Union Blasts Transportation Department's Tentative OK of Virgin America Plan

March 22, 2007
AFL-CIO says the tentative approval of Virgin America's startup represents a move toward more foreign involvement in U.S. airlines, something that would harm unionized workers.

WASHINGTON_The AFL-CIO on Wednesday criticized the government's tentative OK of startup airline Virgin America's plan to comply with laws limiting foreign control of a domestic air carrier.

America's largest union, which represents 10 million working women and men, called Tuesday's approval by the Transportation Department an attempt to "silence" British billionaire Richard Branson's criticism of a trade agreement relaxing limits on airline service between Europe and the U.S.

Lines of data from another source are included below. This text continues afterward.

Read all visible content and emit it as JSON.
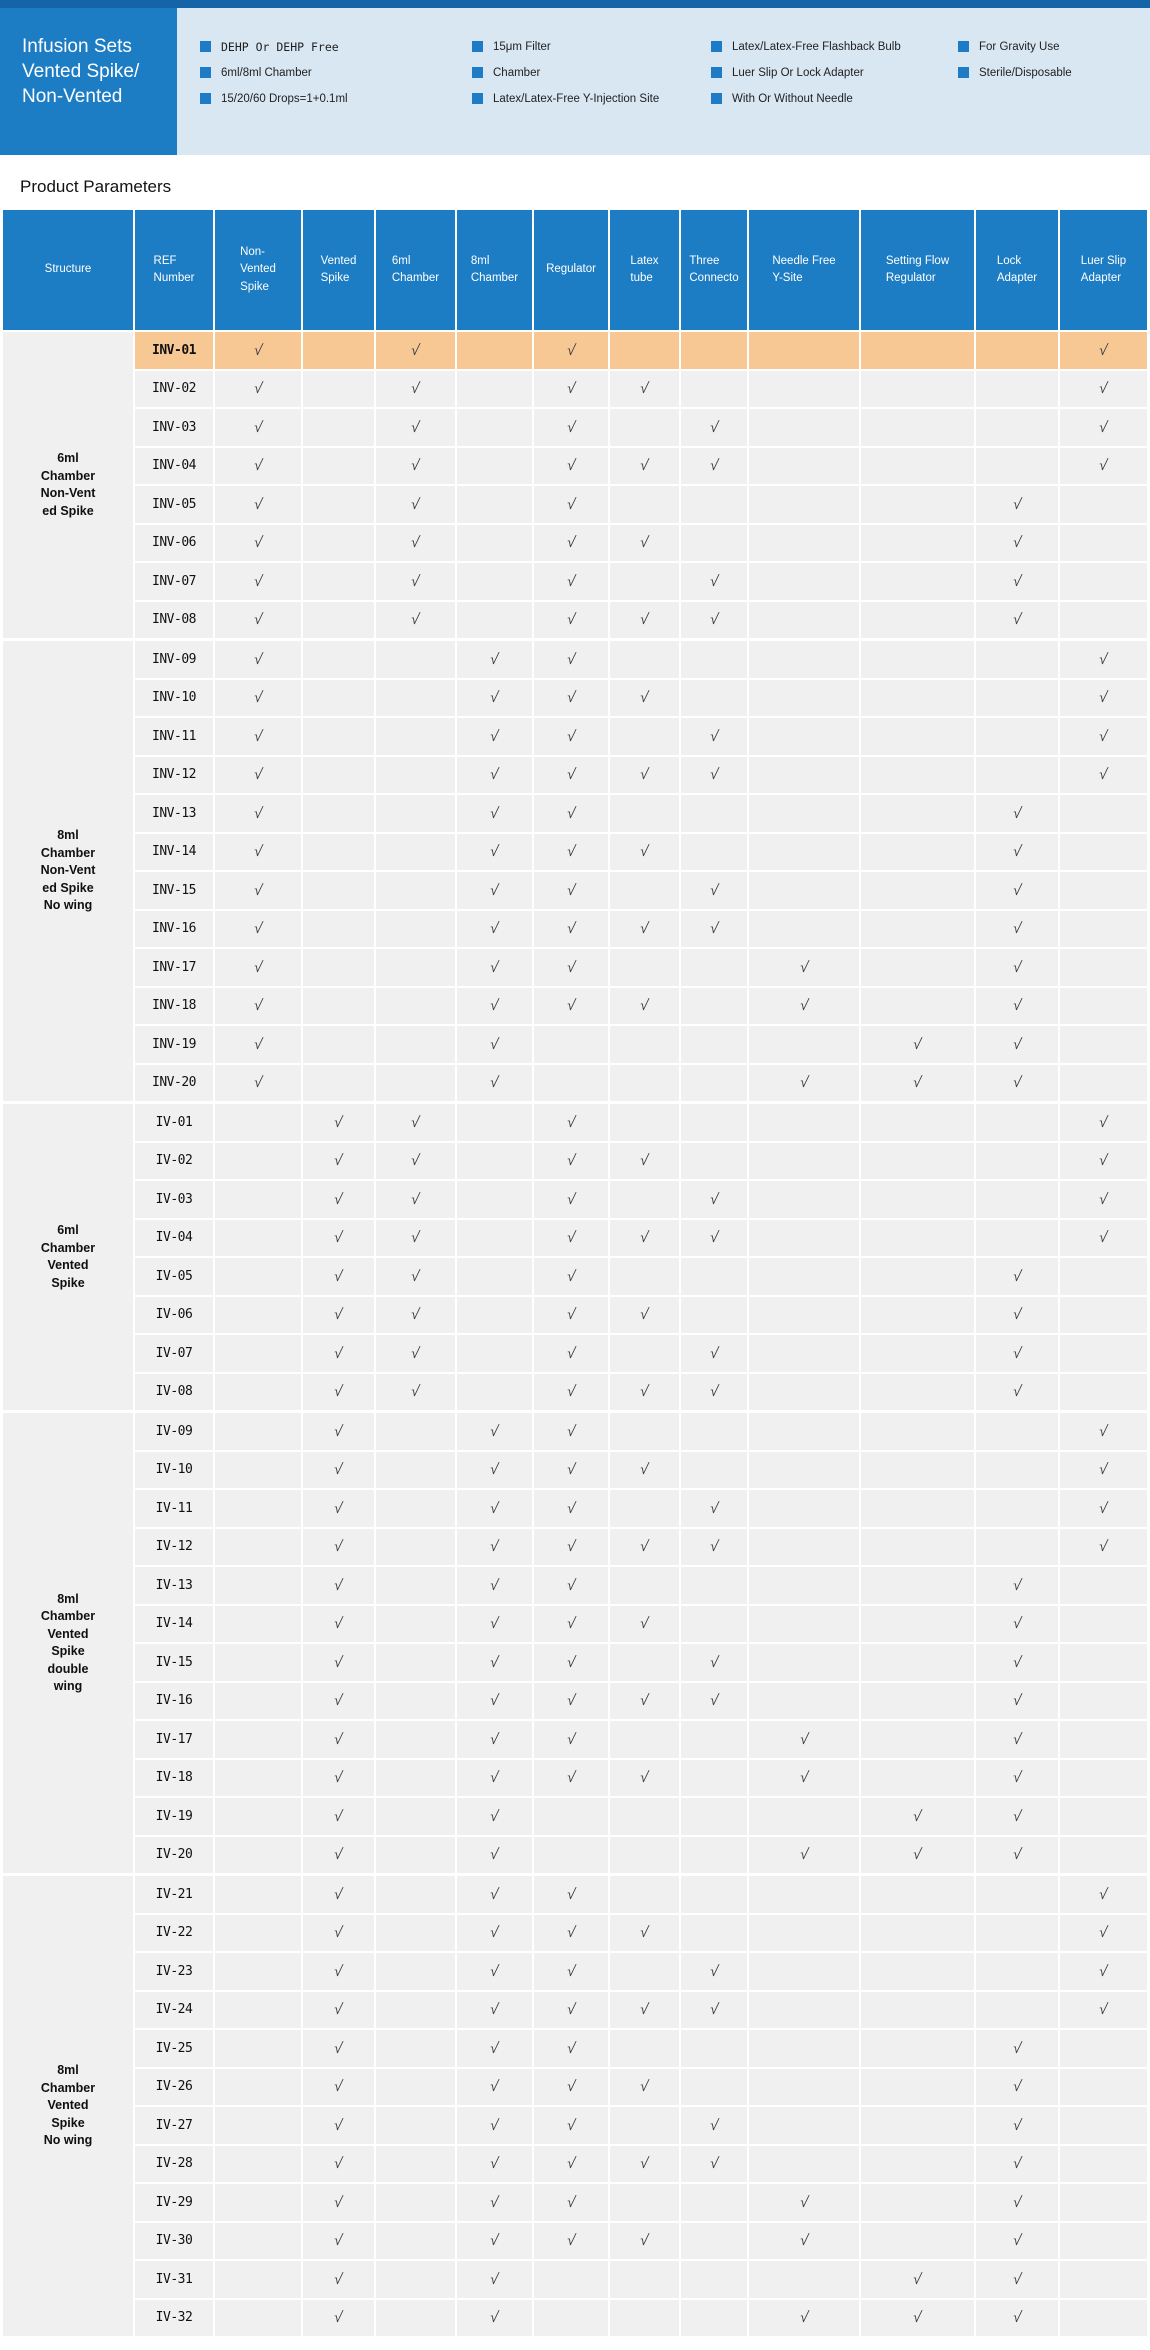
{
  "header": {
    "title": "Infusion Sets\n Vented Spike/\nNon-Vented",
    "features": [
      [
        "DEHP Or DEHP Free",
        "6ml/8ml Chamber",
        "15/20/60 Drops=1+0.1ml"
      ],
      [
        "15μm Filter",
        "Chamber",
        "Latex/Latex-Free Y-Injection Site"
      ],
      [
        "Latex/Latex-Free Flashback Bulb",
        "Luer Slip Or Lock Adapter",
        "With Or Without Needle"
      ],
      [
        "For Gravity Use",
        "Sterile/Disposable"
      ]
    ]
  },
  "section_title": "Product Parameters",
  "colors": {
    "top_bar": "#1464a7",
    "header_blue": "#1c7cc4",
    "panel_light_blue": "#d9e7f3",
    "row_gray": "#f0f0f0",
    "highlight_orange": "#f8c894",
    "check": "#3b3b45"
  },
  "table": {
    "columns": [
      "Structure",
      "REF\nNumber",
      "Non-\nVented\nSpike",
      "Vented\nSpike",
      "6ml\nChamber",
      "8ml\nChamber",
      "Regulator",
      "Latex\ntube",
      "Three\nConnecto",
      "Needle Free\nY-Site",
      "Setting Flow\nRegulator",
      "Lock\nAdapter",
      "Luer  Slip\nAdapter"
    ],
    "check_columns": [
      "Non-Vented Spike",
      "Vented Spike",
      "6ml Chamber",
      "8ml Chamber",
      "Regulator",
      "Latex tube",
      "Three Connecto",
      "Needle Free Y-Site",
      "Setting Flow Regulator",
      "Lock Adapter",
      "Luer Slip Adapter"
    ],
    "check_mark": "√",
    "groups": [
      {
        "structure": "6ml\nChamber\nNon-Vent\ned Spike",
        "rows": [
          {
            "ref": "INV-01",
            "highlight": true,
            "checks": [
              1,
              0,
              1,
              0,
              1,
              0,
              0,
              0,
              0,
              0,
              1
            ]
          },
          {
            "ref": "INV-02",
            "highlight": false,
            "checks": [
              1,
              0,
              1,
              0,
              1,
              1,
              0,
              0,
              0,
              0,
              1
            ]
          },
          {
            "ref": "INV-03",
            "highlight": false,
            "checks": [
              1,
              0,
              1,
              0,
              1,
              0,
              1,
              0,
              0,
              0,
              1
            ]
          },
          {
            "ref": "INV-04",
            "highlight": false,
            "checks": [
              1,
              0,
              1,
              0,
              1,
              1,
              1,
              0,
              0,
              0,
              1
            ]
          },
          {
            "ref": "INV-05",
            "highlight": false,
            "checks": [
              1,
              0,
              1,
              0,
              1,
              0,
              0,
              0,
              0,
              1,
              0
            ]
          },
          {
            "ref": "INV-06",
            "highlight": false,
            "checks": [
              1,
              0,
              1,
              0,
              1,
              1,
              0,
              0,
              0,
              1,
              0
            ]
          },
          {
            "ref": "INV-07",
            "highlight": false,
            "checks": [
              1,
              0,
              1,
              0,
              1,
              0,
              1,
              0,
              0,
              1,
              0
            ]
          },
          {
            "ref": "INV-08",
            "highlight": false,
            "checks": [
              1,
              0,
              1,
              0,
              1,
              1,
              1,
              0,
              0,
              1,
              0
            ]
          }
        ]
      },
      {
        "structure": "8ml\nChamber\nNon-Vent\ned Spike\nNo wing",
        "rows": [
          {
            "ref": "INV-09",
            "highlight": false,
            "checks": [
              1,
              0,
              0,
              1,
              1,
              0,
              0,
              0,
              0,
              0,
              1
            ]
          },
          {
            "ref": "INV-10",
            "highlight": false,
            "checks": [
              1,
              0,
              0,
              1,
              1,
              1,
              0,
              0,
              0,
              0,
              1
            ]
          },
          {
            "ref": "INV-11",
            "highlight": false,
            "checks": [
              1,
              0,
              0,
              1,
              1,
              0,
              1,
              0,
              0,
              0,
              1
            ]
          },
          {
            "ref": "INV-12",
            "highlight": false,
            "checks": [
              1,
              0,
              0,
              1,
              1,
              1,
              1,
              0,
              0,
              0,
              1
            ]
          },
          {
            "ref": "INV-13",
            "highlight": false,
            "checks": [
              1,
              0,
              0,
              1,
              1,
              0,
              0,
              0,
              0,
              1,
              0
            ]
          },
          {
            "ref": "INV-14",
            "highlight": false,
            "checks": [
              1,
              0,
              0,
              1,
              1,
              1,
              0,
              0,
              0,
              1,
              0
            ]
          },
          {
            "ref": "INV-15",
            "highlight": false,
            "checks": [
              1,
              0,
              0,
              1,
              1,
              0,
              1,
              0,
              0,
              1,
              0
            ]
          },
          {
            "ref": "INV-16",
            "highlight": false,
            "checks": [
              1,
              0,
              0,
              1,
              1,
              1,
              1,
              0,
              0,
              1,
              0
            ]
          },
          {
            "ref": "INV-17",
            "highlight": false,
            "checks": [
              1,
              0,
              0,
              1,
              1,
              0,
              0,
              1,
              0,
              1,
              0
            ]
          },
          {
            "ref": "INV-18",
            "highlight": false,
            "checks": [
              1,
              0,
              0,
              1,
              1,
              1,
              0,
              1,
              0,
              1,
              0
            ]
          },
          {
            "ref": "INV-19",
            "highlight": false,
            "checks": [
              1,
              0,
              0,
              1,
              0,
              0,
              0,
              0,
              1,
              1,
              0
            ]
          },
          {
            "ref": "INV-20",
            "highlight": false,
            "checks": [
              1,
              0,
              0,
              1,
              0,
              0,
              0,
              1,
              1,
              1,
              0
            ]
          }
        ]
      },
      {
        "structure": "6ml\nChamber\nVented\nSpike",
        "rows": [
          {
            "ref": "IV-01",
            "highlight": false,
            "checks": [
              0,
              1,
              1,
              0,
              1,
              0,
              0,
              0,
              0,
              0,
              1
            ]
          },
          {
            "ref": "IV-02",
            "highlight": false,
            "checks": [
              0,
              1,
              1,
              0,
              1,
              1,
              0,
              0,
              0,
              0,
              1
            ]
          },
          {
            "ref": "IV-03",
            "highlight": false,
            "checks": [
              0,
              1,
              1,
              0,
              1,
              0,
              1,
              0,
              0,
              0,
              1
            ]
          },
          {
            "ref": "IV-04",
            "highlight": false,
            "checks": [
              0,
              1,
              1,
              0,
              1,
              1,
              1,
              0,
              0,
              0,
              1
            ]
          },
          {
            "ref": "IV-05",
            "highlight": false,
            "checks": [
              0,
              1,
              1,
              0,
              1,
              0,
              0,
              0,
              0,
              1,
              0
            ]
          },
          {
            "ref": "IV-06",
            "highlight": false,
            "checks": [
              0,
              1,
              1,
              0,
              1,
              1,
              0,
              0,
              0,
              1,
              0
            ]
          },
          {
            "ref": "IV-07",
            "highlight": false,
            "checks": [
              0,
              1,
              1,
              0,
              1,
              0,
              1,
              0,
              0,
              1,
              0
            ]
          },
          {
            "ref": "IV-08",
            "highlight": false,
            "checks": [
              0,
              1,
              1,
              0,
              1,
              1,
              1,
              0,
              0,
              1,
              0
            ]
          }
        ]
      },
      {
        "structure": "8ml\nChamber\nVented\nSpike\ndouble\nwing",
        "rows": [
          {
            "ref": "IV-09",
            "highlight": false,
            "checks": [
              0,
              1,
              0,
              1,
              1,
              0,
              0,
              0,
              0,
              0,
              1
            ]
          },
          {
            "ref": "IV-10",
            "highlight": false,
            "checks": [
              0,
              1,
              0,
              1,
              1,
              1,
              0,
              0,
              0,
              0,
              1
            ]
          },
          {
            "ref": "IV-11",
            "highlight": false,
            "checks": [
              0,
              1,
              0,
              1,
              1,
              0,
              1,
              0,
              0,
              0,
              1
            ]
          },
          {
            "ref": "IV-12",
            "highlight": false,
            "checks": [
              0,
              1,
              0,
              1,
              1,
              1,
              1,
              0,
              0,
              0,
              1
            ]
          },
          {
            "ref": "IV-13",
            "highlight": false,
            "checks": [
              0,
              1,
              0,
              1,
              1,
              0,
              0,
              0,
              0,
              1,
              0
            ]
          },
          {
            "ref": "IV-14",
            "highlight": false,
            "checks": [
              0,
              1,
              0,
              1,
              1,
              1,
              0,
              0,
              0,
              1,
              0
            ]
          },
          {
            "ref": "IV-15",
            "highlight": false,
            "checks": [
              0,
              1,
              0,
              1,
              1,
              0,
              1,
              0,
              0,
              1,
              0
            ]
          },
          {
            "ref": "IV-16",
            "highlight": false,
            "checks": [
              0,
              1,
              0,
              1,
              1,
              1,
              1,
              0,
              0,
              1,
              0
            ]
          },
          {
            "ref": "IV-17",
            "highlight": false,
            "checks": [
              0,
              1,
              0,
              1,
              1,
              0,
              0,
              1,
              0,
              1,
              0
            ]
          },
          {
            "ref": "IV-18",
            "highlight": false,
            "checks": [
              0,
              1,
              0,
              1,
              1,
              1,
              0,
              1,
              0,
              1,
              0
            ]
          },
          {
            "ref": "IV-19",
            "highlight": false,
            "checks": [
              0,
              1,
              0,
              1,
              0,
              0,
              0,
              0,
              1,
              1,
              0
            ]
          },
          {
            "ref": "IV-20",
            "highlight": false,
            "checks": [
              0,
              1,
              0,
              1,
              0,
              0,
              0,
              1,
              1,
              1,
              0
            ]
          }
        ]
      },
      {
        "structure": "8ml\nChamber\nVented\nSpike\nNo wing",
        "rows": [
          {
            "ref": "IV-21",
            "highlight": false,
            "checks": [
              0,
              1,
              0,
              1,
              1,
              0,
              0,
              0,
              0,
              0,
              1
            ]
          },
          {
            "ref": "IV-22",
            "highlight": false,
            "checks": [
              0,
              1,
              0,
              1,
              1,
              1,
              0,
              0,
              0,
              0,
              1
            ]
          },
          {
            "ref": "IV-23",
            "highlight": false,
            "checks": [
              0,
              1,
              0,
              1,
              1,
              0,
              1,
              0,
              0,
              0,
              1
            ]
          },
          {
            "ref": "IV-24",
            "highlight": false,
            "checks": [
              0,
              1,
              0,
              1,
              1,
              1,
              1,
              0,
              0,
              0,
              1
            ]
          },
          {
            "ref": "IV-25",
            "highlight": false,
            "checks": [
              0,
              1,
              0,
              1,
              1,
              0,
              0,
              0,
              0,
              1,
              0
            ]
          },
          {
            "ref": "IV-26",
            "highlight": false,
            "checks": [
              0,
              1,
              0,
              1,
              1,
              1,
              0,
              0,
              0,
              1,
              0
            ]
          },
          {
            "ref": "IV-27",
            "highlight": false,
            "checks": [
              0,
              1,
              0,
              1,
              1,
              0,
              1,
              0,
              0,
              1,
              0
            ]
          },
          {
            "ref": "IV-28",
            "highlight": false,
            "checks": [
              0,
              1,
              0,
              1,
              1,
              1,
              1,
              0,
              0,
              1,
              0
            ]
          },
          {
            "ref": "IV-29",
            "highlight": false,
            "checks": [
              0,
              1,
              0,
              1,
              1,
              0,
              0,
              1,
              0,
              1,
              0
            ]
          },
          {
            "ref": "IV-30",
            "highlight": false,
            "checks": [
              0,
              1,
              0,
              1,
              1,
              1,
              0,
              1,
              0,
              1,
              0
            ]
          },
          {
            "ref": "IV-31",
            "highlight": false,
            "checks": [
              0,
              1,
              0,
              1,
              0,
              0,
              0,
              0,
              1,
              1,
              0
            ]
          },
          {
            "ref": "IV-32",
            "highlight": false,
            "checks": [
              0,
              1,
              0,
              1,
              0,
              0,
              0,
              1,
              1,
              1,
              0
            ]
          }
        ]
      }
    ]
  }
}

European Union transportation ministers are to meet Thursday and are expected to approve the "open skies" pact negotiated with the U.S. that would lift restrictions on what trans-Atlantic routes airlines can offer.

Edward Wytkind, president of the AFL-CIO's transportation trades department, said the trade deal and the tentative approval of Virgin America's startup represent a move toward more foreign involvement in U.S. airlines, something that would harm unionized workers.

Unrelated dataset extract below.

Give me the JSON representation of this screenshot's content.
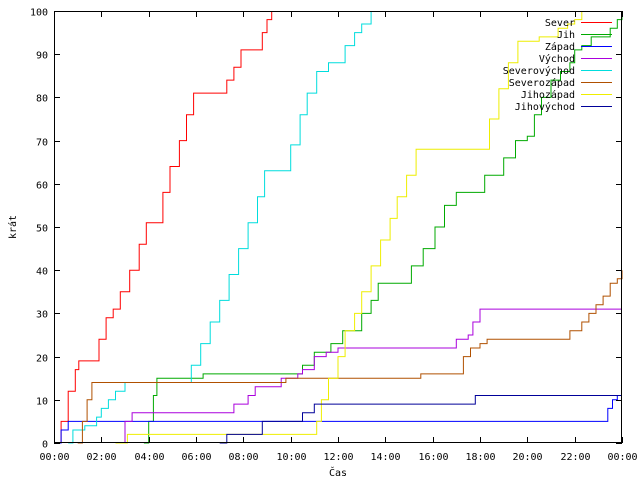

"We believe that workers are at risk when you allow a foreign interest with a different agenda to take over a U.S. company," Wytkind said.

Virgin America disputed the union's argument, saying its ambitions in the U.S. and the agreement on trans-Atlantic flights were separate issues. Spokesman Gareth Edmonson-Jones said the airline's startup application was "completely unrelated" to the U.S.-European agreement.

"Virgin America is American-owned and American-operated," he said. "It is certainly not Richard Branson's airline."

If European nations and Congress ratify the trans-Atlantic pact, it would allow any airline European or American to fly any route between any city in Europe and any city in America.

The trade deal would mean more competition for Branson's Virgin Atlantic - one of the four carriers currently allowed to fly between the U.S. and London's Heathrow Airport, one of the world's busiest.

But it also could benefit Branson by allowing European companies to own 50 percent of U.S. airlines, rather than the current 25 percent limit, as long as foreign shareholders do not have more than a 25 percent voting stake in U.S. airline. Branson's Virgin Group has a minority stake in Virgin America.

Diplomats said earlier this week they expected the deal to go through despite British worries that allowing more airlines to fly to the U.S. from London Heathrow, Europe's busiest airport, would damage the two British-based airlines - British Airways PLC and Virgin Atlantic - that currently enjoy a joint monopoly with two U.S. carriers - AMR Corp.'s American Airlines and UAL Corp.'s United Airlines - over the lucrative trans-Atlantic routes.